There are several factors in working with the new remedies that are significantly different than they were for Clarke working with the traditional remedies and these require that this work have a certain change in emphasis.

Over the last century mind symptoms and particularly the symptoms coming out of dreams and imagery have been seen as much more important while physical symptoms are more likely to be neglected. Some provings have concentrated almost entirely on the mental aspect of the remedy's picture and even in some of those provings conducted in a classical manner there appears to be an under-recording or under-reporting of physical symptoms. Physical symptoms are further from the essence of the remedy or a patient and so are less directly connected to it. Mental or image symptoms are closer to that essence and so more directly representative of it. However, they are further from the physical reality and so more open to speculation and misinterpretation.
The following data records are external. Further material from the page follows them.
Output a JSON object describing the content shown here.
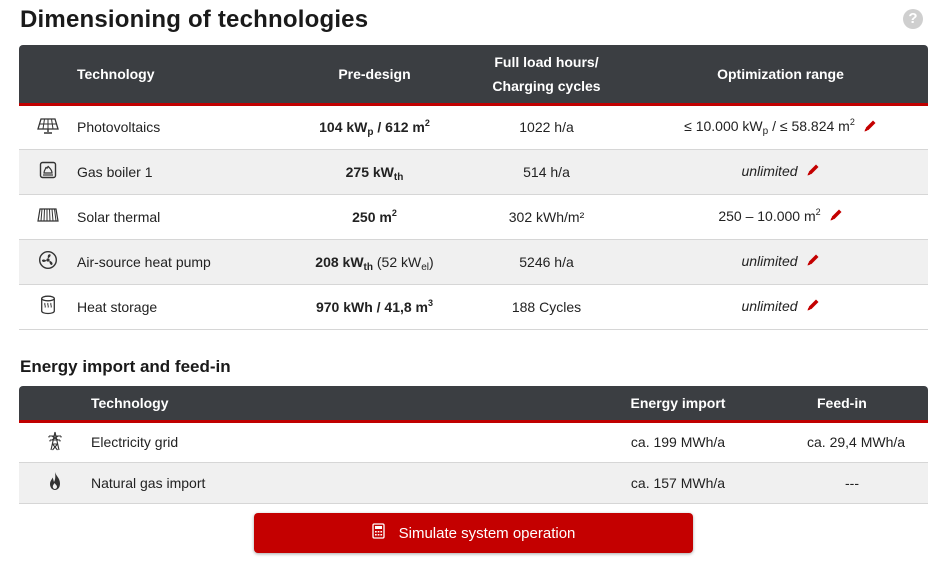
{
  "title": "Dimensioning of technologies",
  "help_icon_glyph": "?",
  "tech_table": {
    "headers": {
      "technology": "Technology",
      "pre_design": "Pre-design",
      "full_load_line1": "Full load hours/",
      "full_load_line2": "Charging cycles",
      "optimization": "Optimization range"
    },
    "rows": {
      "pv": {
        "icon": "solar-panel-icon",
        "name": "Photovoltaics",
        "pre_main": "104 kW",
        "pre_sub": "p",
        "pre_rest": " / 612 m",
        "pre_sup": "2",
        "full_load": "1022 h/a",
        "opt_a": "≤ 10.000 kW",
        "opt_sub": "p",
        "opt_b": " / ≤ 58.824 m",
        "opt_sup": "2"
      },
      "gas_boiler": {
        "icon": "gas-boiler-icon",
        "name": "Gas boiler 1",
        "pre_main": "275 kW",
        "pre_sub": "th",
        "full_load": "514 h/a",
        "opt": "unlimited"
      },
      "solar_thermal": {
        "icon": "solar-thermal-collector-icon",
        "name": "Solar thermal",
        "pre_main": "250 m",
        "pre_sup": "2",
        "full_load": "302 kWh/m²",
        "opt_a": "250 – 10.000 m",
        "opt_sup": "2"
      },
      "heat_pump": {
        "icon": "heat-pump-fan-icon",
        "name": "Air-source heat pump",
        "pre_main": "208 kW",
        "pre_sub": "th",
        "pre_rest": " (52 kW",
        "pre_sub2": "el",
        "pre_end": ")",
        "full_load": "5246 h/a",
        "opt": "unlimited"
      },
      "heat_storage": {
        "icon": "heat-storage-tank-icon",
        "name": "Heat storage",
        "pre_main": "970 kWh / 41,8 m",
        "pre_sup": "3",
        "full_load": "188 Cycles",
        "opt": "unlimited"
      }
    }
  },
  "energy_section": {
    "title": "Energy import and feed-in",
    "headers": {
      "technology": "Technology",
      "import": "Energy import",
      "feed_in": "Feed-in"
    },
    "rows": {
      "grid": {
        "icon": "power-pylon-icon",
        "name": "Electricity grid",
        "import": "ca. 199 MWh/a",
        "feed_in": "ca. 29,4 MWh/a"
      },
      "gas": {
        "icon": "flame-icon",
        "name": "Natural gas import",
        "import": "ca. 157 MWh/a",
        "feed_in": "---"
      }
    }
  },
  "simulate_button": {
    "label": "Simulate system operation",
    "icon": "calculator-icon"
  },
  "colors": {
    "accent": "#c40000",
    "header_bg": "#3b3e42",
    "row_alt": "#f0f0f0"
  }
}
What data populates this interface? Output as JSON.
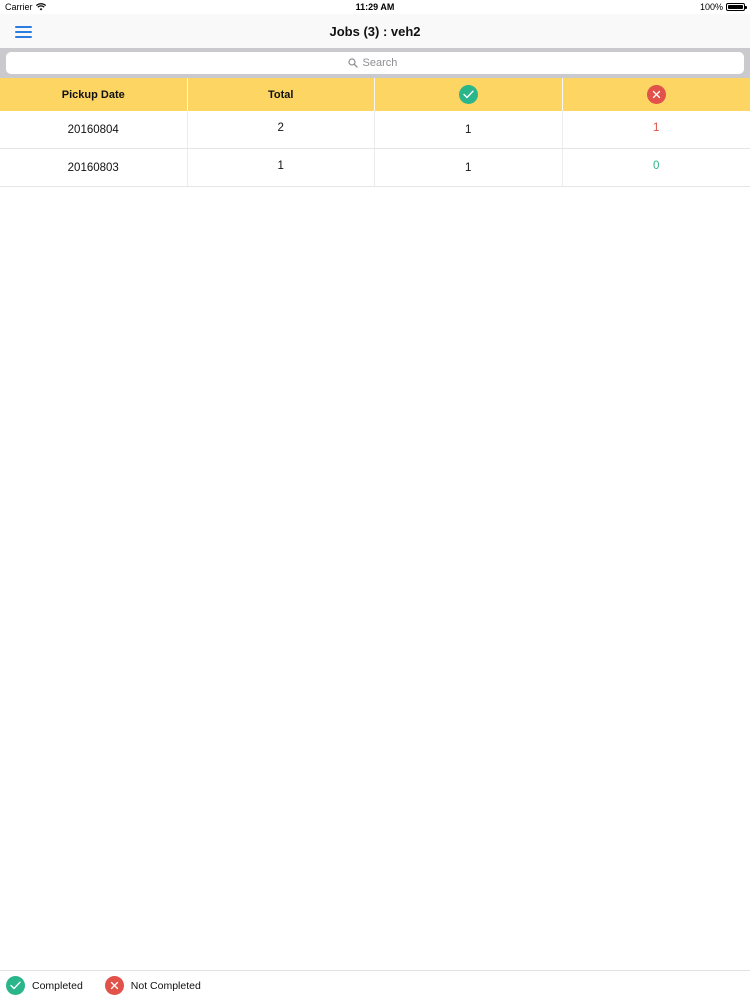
{
  "status_bar": {
    "carrier": "Carrier",
    "time": "11:29 AM",
    "battery": "100%",
    "battery_level": 1.0
  },
  "nav": {
    "title": "Jobs (3) : veh2",
    "menu_icon": "hamburger-menu-icon"
  },
  "search": {
    "placeholder": "Search",
    "value": ""
  },
  "table": {
    "headers": {
      "pickup_date": "Pickup Date",
      "total": "Total",
      "completed_icon": "check-circle-icon",
      "not_completed_icon": "x-circle-icon"
    },
    "rows": [
      {
        "pickup_date": "20160804",
        "total": "2",
        "completed": "1",
        "not_completed": "1"
      },
      {
        "pickup_date": "20160803",
        "total": "1",
        "completed": "1",
        "not_completed": "0"
      }
    ]
  },
  "legend": {
    "completed": "Completed",
    "not_completed": "Not Completed"
  },
  "colors": {
    "accent": "#2a7de1",
    "header_bg": "#fcd563",
    "completed": "#2bb58a",
    "not_completed": "#e0524a"
  }
}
Just as in understanding a case the physical and the mental symptoms illuminate each other and so reveal the essential truth so it is difficult to understand a remedy without both aspects of its nature. In some modern remedies we therefore have a primarily mental picture; whereas in Clarke's Dictionary there were many remedies with a purely physical picture.

We have a much smaller body of clinical experience with these remedies. In some way this is a catch 22 situation since we don't have as many clinical cases because the information on the remedies is not widely available. It therefore seems sensible to go with what we have and to add more clinical data in the future.
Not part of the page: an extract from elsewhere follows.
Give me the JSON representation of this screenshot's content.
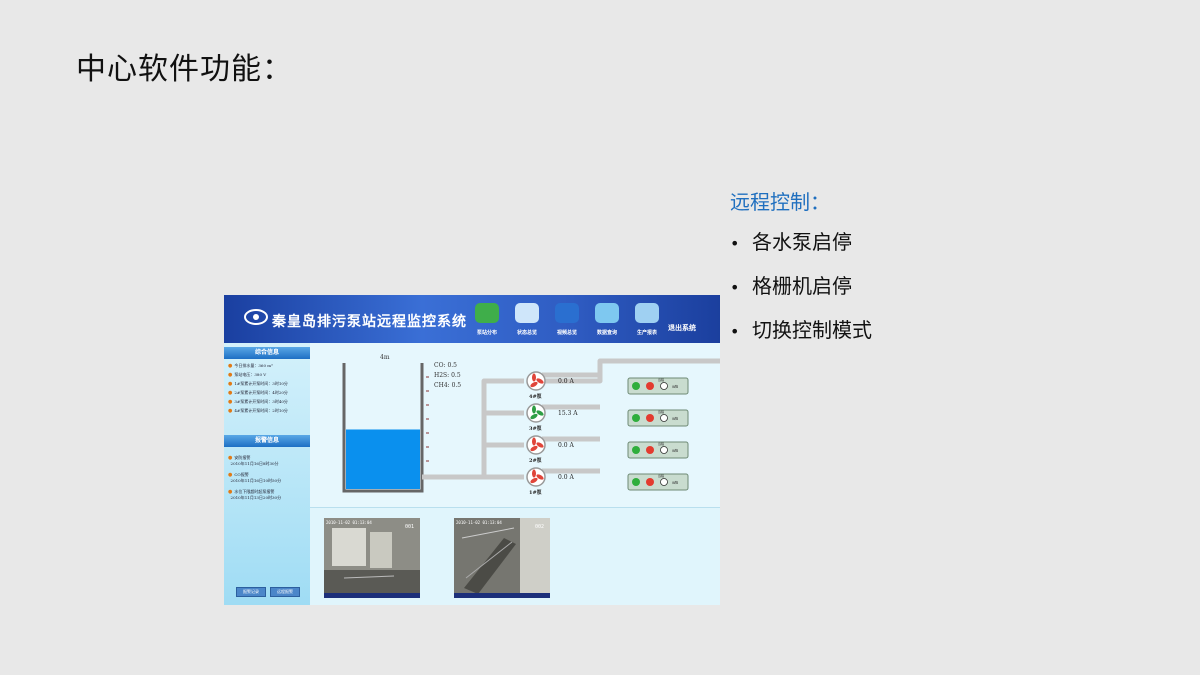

Without clinical confirmation it is very hard to grade the value of symptoms and so it is doubly important to follow Clarke in not grading symptoms. "It will possibly be remarked that I have seldom indicated the relative importance of symptoms by difference of type. My reason is this: while not denying the utility of emphasising by conspicuous type symptoms of proved characteristic value, this can only be done at the cost of apparently depreciating symptoms not so marked. I have so often found my indications in symptoms not distinguished by special type at all, that I hesitate to put any under this ban."

With less clinical experience we also have less knowledge of the clinical relationship of remedies and this section will often be less detailed. We do, however, have a more detailed understanding of the relationships arising out botanical, zoological or chemical similarities. These connections were important to Clarke and his Repertory of Natural Relationships in the Clinical Repertory was perhaps the first major venture into this area. It is therefore quite appropriate to include alongside the entries for individual remedies entries for groups or families of remedies which outline the feature that appear to be common to the group and the features that individualise the various members of the group.

The range of authorities used by Clarke was much smaller, mainly because the bulk of the proving information had already been collected by Hering, Allen and Hughes. The information on the provings of the last few decades are scattered through a a vast number of works that are to be found in a vast variety of printed and electronic media. It is therefore more important that the sources of information used are carefully listed.

Finally the developments in publishing media through the Twentieth Century allow a more interactive approach. The descriptions for each remedy will be published on the internet first and I would welcome comment and reports of clinical experience from the world wide homœopathic community so each entry can be updated and clarified before it is put into a more permanent form.